§ 8 Nr. 5 GewStG: keine Minderung des Hinzurechnungsbetrages um den Betrag ausschüttungsbedingter Teilwertabschreibungen

BFH vom 11.07.2017 – I R 88/15, BFH/NV 2018, 231 – Bestätigung der Rechtsprechung des BFH vom 21.08.2007 – I R 76/06, BFH/NV 2008, 247.

Besteuerungsgrundlage der Gewerbesteuer ist nach § 6 GewStG der Gewerbeertrag. Gewerbeertrag ist nach § 7 S. 1 GewStG der nach einkommensteuerlichen und körperschaftsteuerlichen Vorschriften ermittelte Gewinn, vermehrt um die Hinzurechnungen nach § 8 GewStG und vermindert um die Kürzungen nach § 9 GewStG.

Nach § 8 GewSt werden dem Gewinn aus Gewerbebetrieb Beträge wieder hinzugerechnet, soweit Sie bei der Ermittlung des Gewinns abgezogen wurden.

Unter den Voraussetzungen des § 8 Nr. 5 GewStG erfolgt eine Hinzurechnung auch für die nach § 8b Abs. 1 S. 1 KStG außer Ansatz gebliebenen Gewinnanteile (Dividenden). Besonderheit des § 8 Nr. 5 GewStG ist, dass § 8 Nr. 5 GewStG hinsichtlich der konkreten Voraussetzungen auf § 9 Nr. 2a sowie Nr. 7 GewStG verweist.

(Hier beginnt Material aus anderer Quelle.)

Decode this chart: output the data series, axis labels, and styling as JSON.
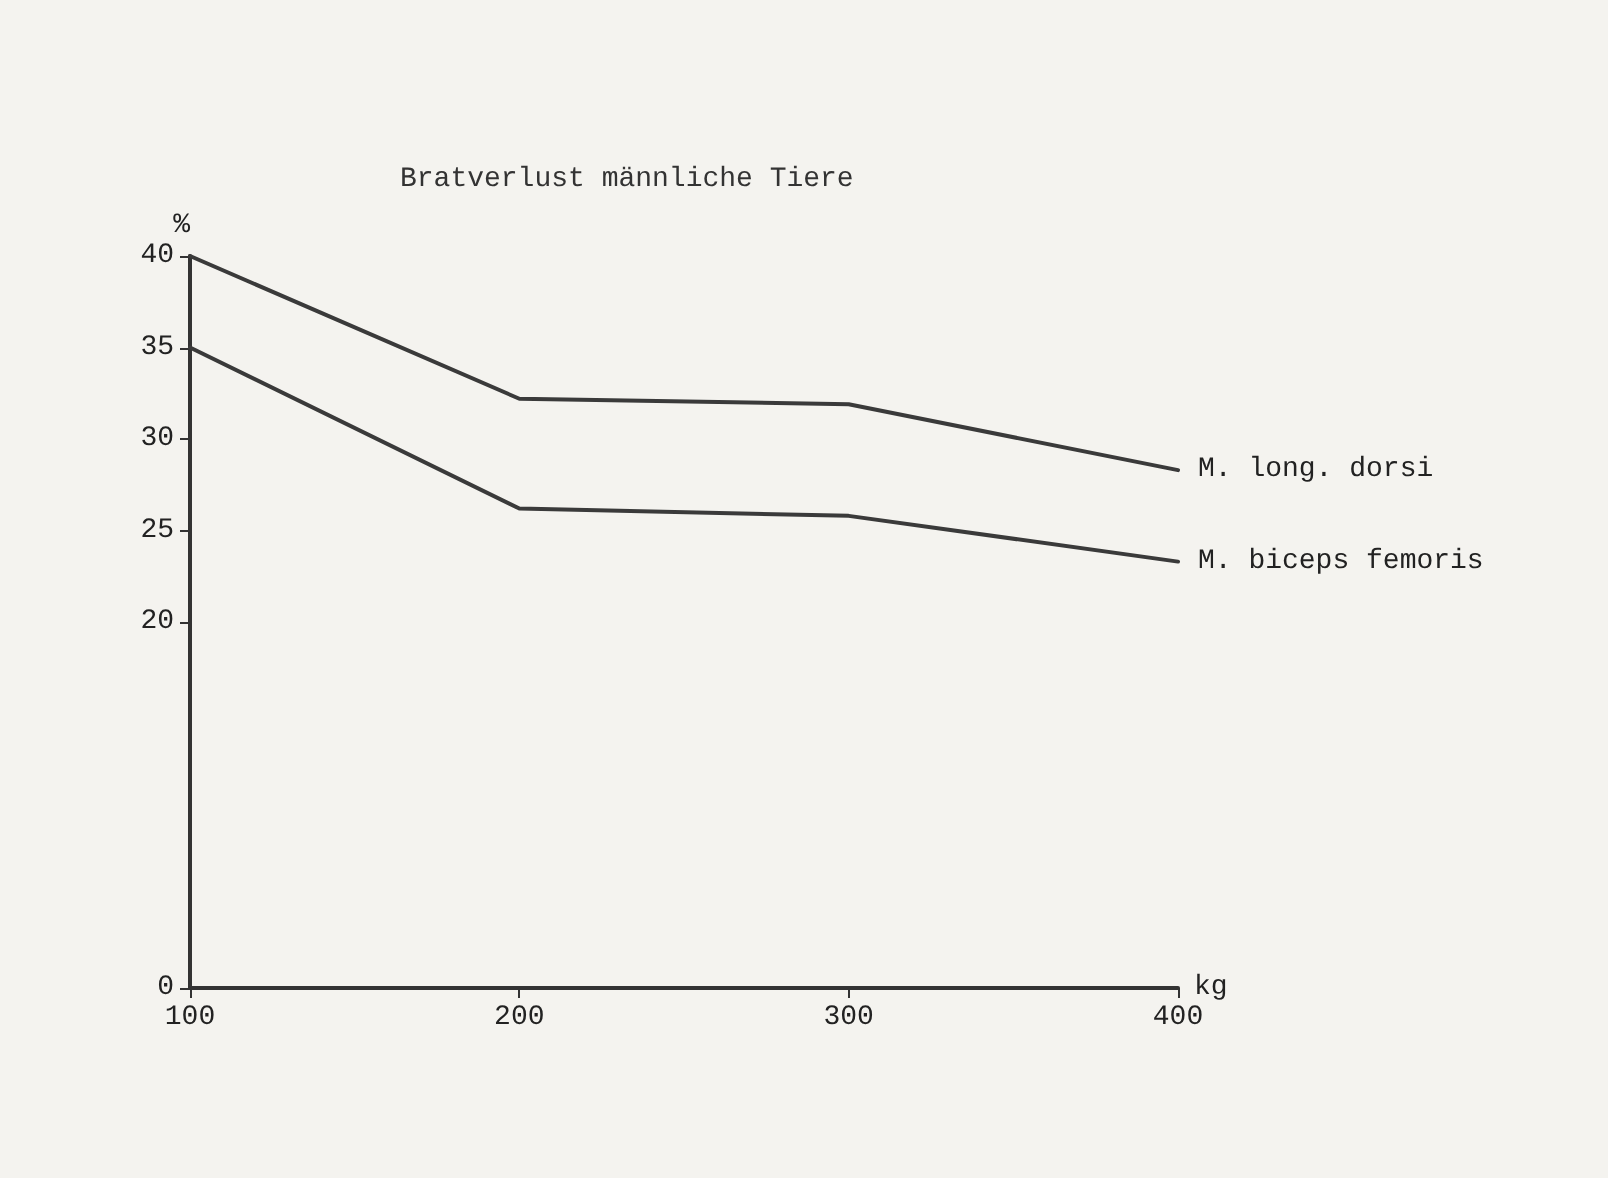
{
  "chart_data": {
    "type": "line",
    "title": "Bratverlust männliche Tiere",
    "xlabel": "kg",
    "ylabel": "%",
    "x": [
      100,
      200,
      300,
      400
    ],
    "series": [
      {
        "name": "M. long. dorsi",
        "color": "#3a3a3a",
        "values": [
          40,
          32.2,
          31.9,
          28.3
        ]
      },
      {
        "name": "M. biceps femoris",
        "color": "#3a3a3a",
        "values": [
          35,
          26.2,
          25.8,
          23.3
        ]
      }
    ],
    "xlim": [
      100,
      400
    ],
    "xticks": [
      100,
      200,
      300,
      400
    ],
    "ylim": [
      0,
      40
    ],
    "yticks": [
      0,
      20,
      25,
      30,
      35,
      40
    ],
    "grid": false,
    "legend": false,
    "marker": "none",
    "line_style": "solid"
  }
}
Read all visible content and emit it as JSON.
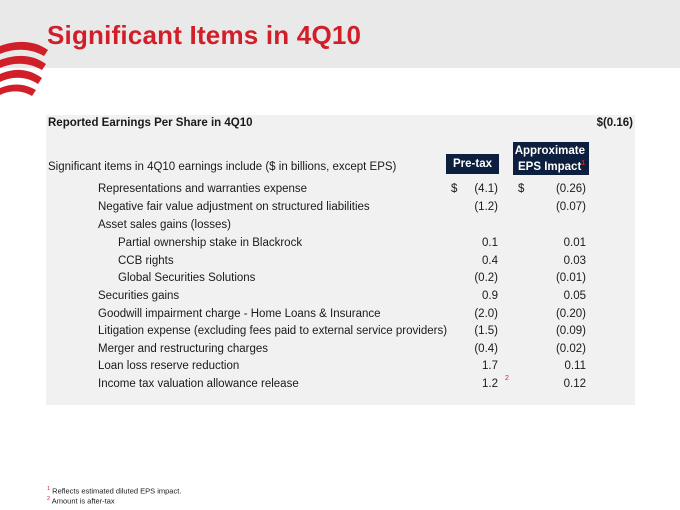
{
  "slide": {
    "title": "Significant Items in 4Q10"
  },
  "table": {
    "reported_label": "Reported Earnings Per Share in 4Q10",
    "reported_value": "$(0.16)",
    "intro": "Significant items in 4Q10 earnings include ($ in billions, except EPS)",
    "col_pretax": "Pre-tax",
    "col_eps_line1": "Approximate",
    "col_eps_line2": "EPS Impact",
    "col_eps_footnote": "1",
    "currency_symbol": "$",
    "rows": [
      {
        "label": "Representations and warranties expense",
        "pretax": "(4.1)",
        "eps": "(0.26)"
      },
      {
        "label": "Negative fair value adjustment on structured liabilities",
        "pretax": "(1.2)",
        "eps": "(0.07)"
      },
      {
        "label": "Asset sales gains (losses)",
        "pretax": "",
        "eps": ""
      },
      {
        "label": "Partial ownership stake in Blackrock",
        "pretax": "0.1",
        "eps": "0.01"
      },
      {
        "label": "CCB rights",
        "pretax": "0.4",
        "eps": "0.03"
      },
      {
        "label": "Global Securities Solutions",
        "pretax": "(0.2)",
        "eps": "(0.01)"
      },
      {
        "label": "Securities gains",
        "pretax": "0.9",
        "eps": "0.05"
      },
      {
        "label": "Goodwill impairment charge - Home Loans & Insurance",
        "pretax": "(2.0)",
        "eps": "(0.20)"
      },
      {
        "label": "Litigation expense (excluding fees paid to external service providers)",
        "pretax": "(1.5)",
        "eps": "(0.09)"
      },
      {
        "label": "Merger and restructuring charges",
        "pretax": "(0.4)",
        "eps": "(0.02)"
      },
      {
        "label": "Loan loss reserve reduction",
        "pretax": "1.7",
        "eps": "0.11"
      },
      {
        "label": "Income tax valuation allowance release",
        "pretax": "1.2",
        "pretax_footnote": "2",
        "eps": "0.12"
      }
    ]
  },
  "footnotes": [
    {
      "marker": "1",
      "text": "Reflects estimated diluted EPS impact."
    },
    {
      "marker": "2",
      "text": "Amount is after-tax"
    }
  ],
  "colors": {
    "title_red": "#d11f2a",
    "header_navy": "#0d1f3e",
    "panel_gray": "#f1f1f1",
    "band_gray": "#e9e9e9"
  }
}
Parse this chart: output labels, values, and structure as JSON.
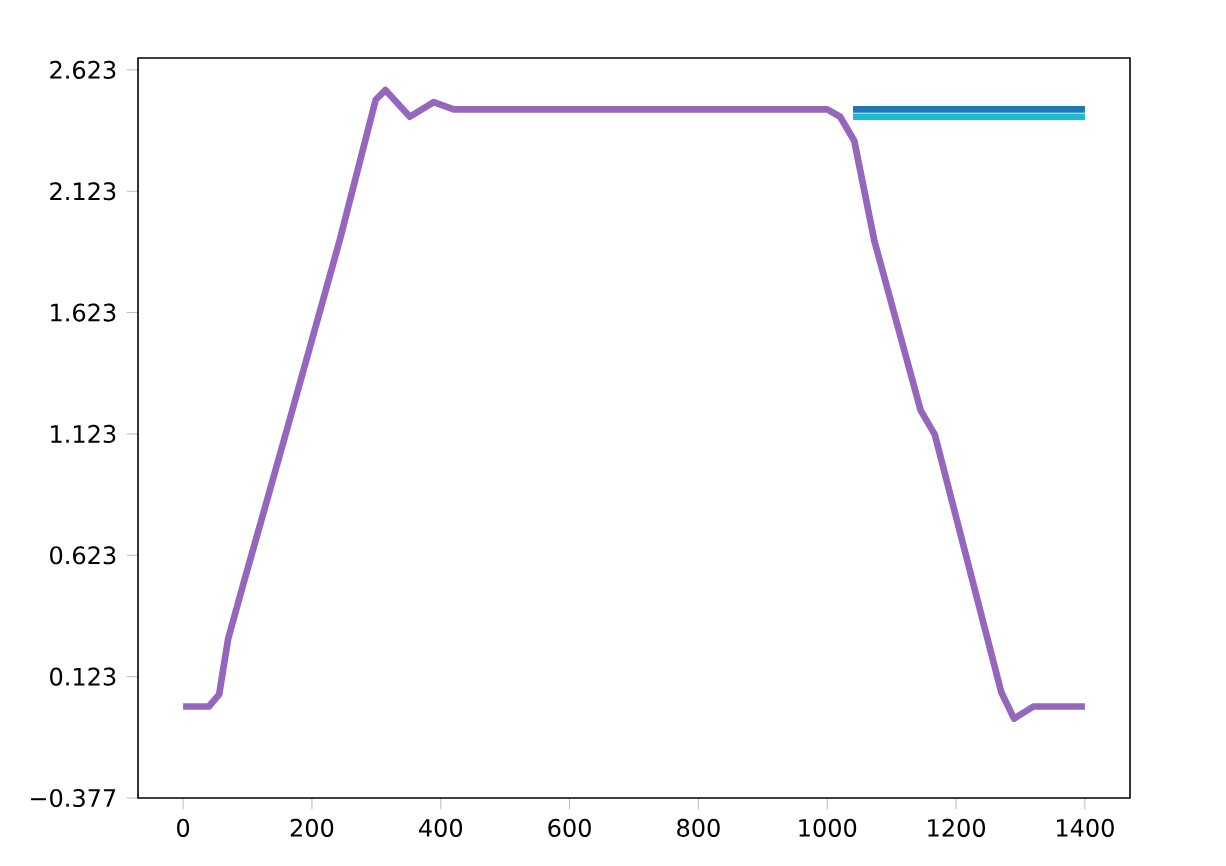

Ist § 8b Abs. 1 S. 1 KStG wegen der verschiedenen Ausschlusstatbestände des § 8b KStG nicht anwendbar, scheidet eine Hinzurechnung aus, da letztlich keine Minderung des Gewinns erfolgt ist, die mittels der Hinzurechnung korrigiert werden könnte.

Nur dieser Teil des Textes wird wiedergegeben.